La volonté d’Olivier Dubois de se poser est en partie liée à ce besoin d’une maison. Il a été retenu dans la short list des candidats à la reprise du CCN Roubaix (avec Pierre Rigal et Christian Rizzo). “Je suis bien meilleur à accueillir qu’à être accueilli”, lâche-t-il en souriant. Son projet, qu’il affine encore, pose les bases d’un centre chorégraphique moderne, “outil de partage, de bouillonnement, un pôle culturel. Un lieu où l’on n’a pas peur de son voisin créateur”. Car de Lille à Villeneuved’Ascq, le Nord est riche en institutions culturelles. Cette maison, c’est enfin pour Olivier Dubois un espace pour l’apprentissage, la transmission.
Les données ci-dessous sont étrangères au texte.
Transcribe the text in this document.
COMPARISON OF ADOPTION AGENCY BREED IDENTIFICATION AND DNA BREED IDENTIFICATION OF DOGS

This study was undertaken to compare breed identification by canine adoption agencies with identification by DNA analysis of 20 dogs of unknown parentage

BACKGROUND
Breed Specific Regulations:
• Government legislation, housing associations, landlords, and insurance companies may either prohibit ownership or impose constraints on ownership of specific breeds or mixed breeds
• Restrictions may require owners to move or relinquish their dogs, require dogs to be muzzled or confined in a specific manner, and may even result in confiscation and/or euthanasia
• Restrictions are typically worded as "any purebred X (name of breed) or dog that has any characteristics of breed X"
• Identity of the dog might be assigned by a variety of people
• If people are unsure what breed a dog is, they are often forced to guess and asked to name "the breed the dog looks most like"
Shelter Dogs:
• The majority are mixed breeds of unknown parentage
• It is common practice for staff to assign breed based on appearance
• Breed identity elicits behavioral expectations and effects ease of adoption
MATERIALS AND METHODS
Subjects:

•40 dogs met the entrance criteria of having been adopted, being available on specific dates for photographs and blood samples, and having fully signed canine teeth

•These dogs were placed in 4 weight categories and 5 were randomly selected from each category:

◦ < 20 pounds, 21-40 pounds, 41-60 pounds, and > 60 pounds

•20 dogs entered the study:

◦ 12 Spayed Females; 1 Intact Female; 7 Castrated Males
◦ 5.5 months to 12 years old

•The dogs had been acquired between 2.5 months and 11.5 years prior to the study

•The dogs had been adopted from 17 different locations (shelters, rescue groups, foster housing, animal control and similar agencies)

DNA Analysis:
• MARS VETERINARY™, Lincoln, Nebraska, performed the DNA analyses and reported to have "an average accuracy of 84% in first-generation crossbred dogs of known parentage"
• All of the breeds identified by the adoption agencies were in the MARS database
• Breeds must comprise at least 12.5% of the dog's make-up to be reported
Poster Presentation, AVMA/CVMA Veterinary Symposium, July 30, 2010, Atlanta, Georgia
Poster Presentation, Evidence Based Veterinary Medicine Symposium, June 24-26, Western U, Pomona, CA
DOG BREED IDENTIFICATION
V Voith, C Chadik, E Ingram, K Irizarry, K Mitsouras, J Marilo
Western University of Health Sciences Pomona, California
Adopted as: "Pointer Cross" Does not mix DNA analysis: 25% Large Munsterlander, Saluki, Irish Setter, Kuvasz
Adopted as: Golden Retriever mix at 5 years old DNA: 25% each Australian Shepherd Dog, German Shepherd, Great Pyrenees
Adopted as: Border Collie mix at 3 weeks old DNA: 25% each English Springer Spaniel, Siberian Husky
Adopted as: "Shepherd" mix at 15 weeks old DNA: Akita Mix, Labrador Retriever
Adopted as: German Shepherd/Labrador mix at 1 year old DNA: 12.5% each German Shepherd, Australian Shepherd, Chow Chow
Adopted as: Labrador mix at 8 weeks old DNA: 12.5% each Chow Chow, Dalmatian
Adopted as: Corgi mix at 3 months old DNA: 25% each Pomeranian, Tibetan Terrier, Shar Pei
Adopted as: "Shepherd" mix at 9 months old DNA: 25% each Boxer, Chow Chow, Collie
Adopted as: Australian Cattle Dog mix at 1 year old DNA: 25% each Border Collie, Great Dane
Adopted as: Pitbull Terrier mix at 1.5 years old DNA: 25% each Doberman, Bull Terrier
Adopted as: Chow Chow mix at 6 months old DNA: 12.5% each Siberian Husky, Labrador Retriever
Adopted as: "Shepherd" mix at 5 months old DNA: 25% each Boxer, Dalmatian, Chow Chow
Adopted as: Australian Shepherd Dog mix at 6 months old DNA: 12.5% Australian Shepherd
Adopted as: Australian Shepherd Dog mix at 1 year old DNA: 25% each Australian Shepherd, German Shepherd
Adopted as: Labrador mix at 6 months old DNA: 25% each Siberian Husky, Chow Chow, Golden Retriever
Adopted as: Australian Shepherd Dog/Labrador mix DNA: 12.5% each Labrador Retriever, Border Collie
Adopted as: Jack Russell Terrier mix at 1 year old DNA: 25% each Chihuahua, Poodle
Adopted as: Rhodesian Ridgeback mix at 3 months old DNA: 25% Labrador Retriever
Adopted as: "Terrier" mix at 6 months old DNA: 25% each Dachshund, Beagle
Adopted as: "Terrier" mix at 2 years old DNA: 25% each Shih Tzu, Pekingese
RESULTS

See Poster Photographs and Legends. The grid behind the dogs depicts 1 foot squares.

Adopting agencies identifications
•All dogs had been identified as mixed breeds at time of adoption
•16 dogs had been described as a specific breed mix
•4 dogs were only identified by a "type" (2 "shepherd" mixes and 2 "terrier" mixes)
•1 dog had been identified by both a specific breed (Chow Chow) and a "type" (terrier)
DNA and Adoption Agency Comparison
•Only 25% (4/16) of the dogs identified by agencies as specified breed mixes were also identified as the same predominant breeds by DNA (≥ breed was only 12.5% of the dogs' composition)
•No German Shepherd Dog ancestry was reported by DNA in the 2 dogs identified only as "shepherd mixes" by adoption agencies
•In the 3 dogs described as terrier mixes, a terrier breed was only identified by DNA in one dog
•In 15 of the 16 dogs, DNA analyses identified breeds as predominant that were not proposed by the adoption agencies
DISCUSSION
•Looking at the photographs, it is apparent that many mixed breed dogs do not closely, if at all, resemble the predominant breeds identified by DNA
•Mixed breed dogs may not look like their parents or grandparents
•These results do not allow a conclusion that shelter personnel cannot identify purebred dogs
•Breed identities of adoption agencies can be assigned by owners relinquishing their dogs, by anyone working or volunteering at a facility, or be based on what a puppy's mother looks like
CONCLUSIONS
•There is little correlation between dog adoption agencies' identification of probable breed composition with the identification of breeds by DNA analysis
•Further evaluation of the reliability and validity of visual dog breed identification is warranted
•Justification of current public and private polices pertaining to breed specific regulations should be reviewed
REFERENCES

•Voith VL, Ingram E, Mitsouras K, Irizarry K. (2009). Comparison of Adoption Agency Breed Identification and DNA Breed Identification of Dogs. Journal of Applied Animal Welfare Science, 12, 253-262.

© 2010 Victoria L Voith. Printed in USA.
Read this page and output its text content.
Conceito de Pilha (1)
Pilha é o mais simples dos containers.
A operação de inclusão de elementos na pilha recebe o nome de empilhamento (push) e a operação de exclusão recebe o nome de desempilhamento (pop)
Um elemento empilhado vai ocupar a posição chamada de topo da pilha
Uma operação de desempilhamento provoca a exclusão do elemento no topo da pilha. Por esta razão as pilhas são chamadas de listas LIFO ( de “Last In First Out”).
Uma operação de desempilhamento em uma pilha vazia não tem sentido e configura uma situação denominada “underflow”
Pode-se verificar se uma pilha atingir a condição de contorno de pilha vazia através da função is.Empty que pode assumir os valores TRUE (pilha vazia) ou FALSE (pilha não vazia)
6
“Je vais depuis un an et demi au Caire sur les “ruines” de l’École nationale de danse. J’apporte ce que je peux. J’aime le travail de la chorégraphe Lia Rodrigues qui est installée dans une favela à Rio. Ce compagnonnage avec de jeunes danseurs est une chance. En cela, le CCN de Roubaix, avec son école, est l’idéal.”
Une multitude de projets
Le garçon vif qu’il est devra prendre son mal en patience jusqu’en mars pour connaître le choix des élus locaux et du ministère*. En attendant, il a de quoi s’occuper : une commande du Ballet national de Marseille pour laquelle Dubois promet de faire “disparaître les danseurs”. Et Souls, création pour des solistes africains. Sa “curiosité dévorante” devrait être rassasiée : “J’ai fait une rencontre quasi mystique avec Germaine Acogny à l’École des sables de Dakar, qu’elle dirige. En découle ce spectacle, Souls, pour sept danseurs de sept pays d’Afrique. Évidemment, je m’interroge sur ce paradoxe du chorégraphe blanc qui vient travailler avec des danseurs africains. Je veux accepter cette réalité en essayant de mettre des grains pour que la machine – la mienne – se grippe.” Souls sera créé au Caire en décembre prochain.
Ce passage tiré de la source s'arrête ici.